A Sra. Brockovich estava entre os clientes de Katz, uma conversão completa para a relva artificial, que ela disse que não parece nada com versões mais antigas de grama falsa, sem coloração perturbadora.
Embora essa grama elimine a necessidade de rega, ela deve ser substituída aproximadamente a cada 20 anos, gerando resíduos plásticos. Esse custo ambiental o desqualificou do programa de descontos MWD.
No berçário da Fundação Theodore Payne, as famílias percorriam as fileiras de folhas estreitas de serralha e sálvia, aromas de ervas e terra pesados no ar quente.

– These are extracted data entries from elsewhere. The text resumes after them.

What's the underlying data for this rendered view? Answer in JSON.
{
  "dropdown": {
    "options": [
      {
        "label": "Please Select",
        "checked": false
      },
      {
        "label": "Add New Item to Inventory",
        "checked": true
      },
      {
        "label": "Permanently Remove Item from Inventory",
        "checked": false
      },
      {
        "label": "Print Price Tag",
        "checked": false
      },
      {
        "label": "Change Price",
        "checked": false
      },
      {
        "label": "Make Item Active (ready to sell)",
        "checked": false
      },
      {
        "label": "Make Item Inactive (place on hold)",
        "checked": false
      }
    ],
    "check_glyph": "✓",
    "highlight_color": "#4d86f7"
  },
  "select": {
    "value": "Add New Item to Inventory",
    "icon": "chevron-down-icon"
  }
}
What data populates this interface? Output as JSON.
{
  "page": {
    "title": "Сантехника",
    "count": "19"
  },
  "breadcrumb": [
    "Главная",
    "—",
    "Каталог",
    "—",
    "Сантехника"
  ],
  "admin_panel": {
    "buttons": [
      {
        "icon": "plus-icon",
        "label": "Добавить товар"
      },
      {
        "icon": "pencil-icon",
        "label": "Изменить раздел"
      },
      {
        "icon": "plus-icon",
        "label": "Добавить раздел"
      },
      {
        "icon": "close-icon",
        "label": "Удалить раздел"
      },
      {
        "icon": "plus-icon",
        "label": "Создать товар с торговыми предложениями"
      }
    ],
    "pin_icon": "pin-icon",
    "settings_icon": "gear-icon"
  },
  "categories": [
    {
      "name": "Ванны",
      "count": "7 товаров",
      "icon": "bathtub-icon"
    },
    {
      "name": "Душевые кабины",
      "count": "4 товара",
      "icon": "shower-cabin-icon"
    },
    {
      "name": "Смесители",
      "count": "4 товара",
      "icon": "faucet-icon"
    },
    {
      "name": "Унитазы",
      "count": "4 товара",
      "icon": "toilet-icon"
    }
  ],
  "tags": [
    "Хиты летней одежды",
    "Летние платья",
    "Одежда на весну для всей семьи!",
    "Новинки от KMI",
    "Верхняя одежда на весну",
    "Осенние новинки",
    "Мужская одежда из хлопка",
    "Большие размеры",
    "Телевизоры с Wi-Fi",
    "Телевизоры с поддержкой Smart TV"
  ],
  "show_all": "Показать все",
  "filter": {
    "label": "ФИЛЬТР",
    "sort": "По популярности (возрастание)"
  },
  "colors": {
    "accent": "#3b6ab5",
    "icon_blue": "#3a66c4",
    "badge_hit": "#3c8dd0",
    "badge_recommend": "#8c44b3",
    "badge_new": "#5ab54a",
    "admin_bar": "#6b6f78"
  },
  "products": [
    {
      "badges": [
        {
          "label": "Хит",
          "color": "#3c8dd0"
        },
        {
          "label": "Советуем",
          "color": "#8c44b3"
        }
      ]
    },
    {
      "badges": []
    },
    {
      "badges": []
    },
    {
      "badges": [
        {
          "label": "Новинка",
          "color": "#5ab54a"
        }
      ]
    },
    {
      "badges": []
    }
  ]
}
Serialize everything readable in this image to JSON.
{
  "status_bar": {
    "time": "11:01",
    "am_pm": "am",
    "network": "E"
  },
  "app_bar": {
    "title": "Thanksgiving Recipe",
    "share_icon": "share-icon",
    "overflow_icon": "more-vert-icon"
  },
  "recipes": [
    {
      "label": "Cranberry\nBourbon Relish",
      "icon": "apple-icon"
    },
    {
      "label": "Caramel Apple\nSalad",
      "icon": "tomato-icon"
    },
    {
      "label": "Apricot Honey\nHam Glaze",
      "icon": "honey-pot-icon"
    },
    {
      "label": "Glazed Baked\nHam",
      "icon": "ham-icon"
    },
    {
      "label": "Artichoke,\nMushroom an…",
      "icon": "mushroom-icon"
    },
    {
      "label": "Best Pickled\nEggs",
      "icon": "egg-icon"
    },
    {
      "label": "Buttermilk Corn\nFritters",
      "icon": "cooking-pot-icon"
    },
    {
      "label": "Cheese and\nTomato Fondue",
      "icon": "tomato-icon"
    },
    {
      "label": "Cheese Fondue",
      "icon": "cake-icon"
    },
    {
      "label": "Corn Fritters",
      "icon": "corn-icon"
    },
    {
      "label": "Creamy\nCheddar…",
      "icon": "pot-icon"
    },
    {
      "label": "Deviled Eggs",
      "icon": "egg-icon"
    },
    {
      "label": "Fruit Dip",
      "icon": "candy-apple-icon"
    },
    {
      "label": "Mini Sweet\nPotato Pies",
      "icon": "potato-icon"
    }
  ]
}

Lorna Estrada, 50, e sua filha, Sienna Kochakji, 13, vieram do bairro de Lake Balboa, no vale de San Fernando, para “olhar vitrines”, como disse Estrada. Uma professora da quinta série, a Sra. Estrada disse que ensinou seus alunos sobre a seca e as mudanças climáticas. Ela disse que queria realizar um projeto ao ar livre com Sienna.
Então, depois de 15 anos avaliando a ideia, ela disse: “Finalmente estamos deixando nosso gramado ir”.
Meyer disse que espera que, em breve, a região de San Fernando Valley se pareça mais com as paisagens naturais pelas quais tantos moradores de Angeleno adoram caminhar. Ele acrescentou que a seca está catalisando a transição.
“Um gramado é basicamente um grande tapete verde estéril que usa muita água para manter”, disse ele. “Estamos defendendo um futuro em que nossos espaços urbanos se misturem perfeitamente com seus ambientes naturais.”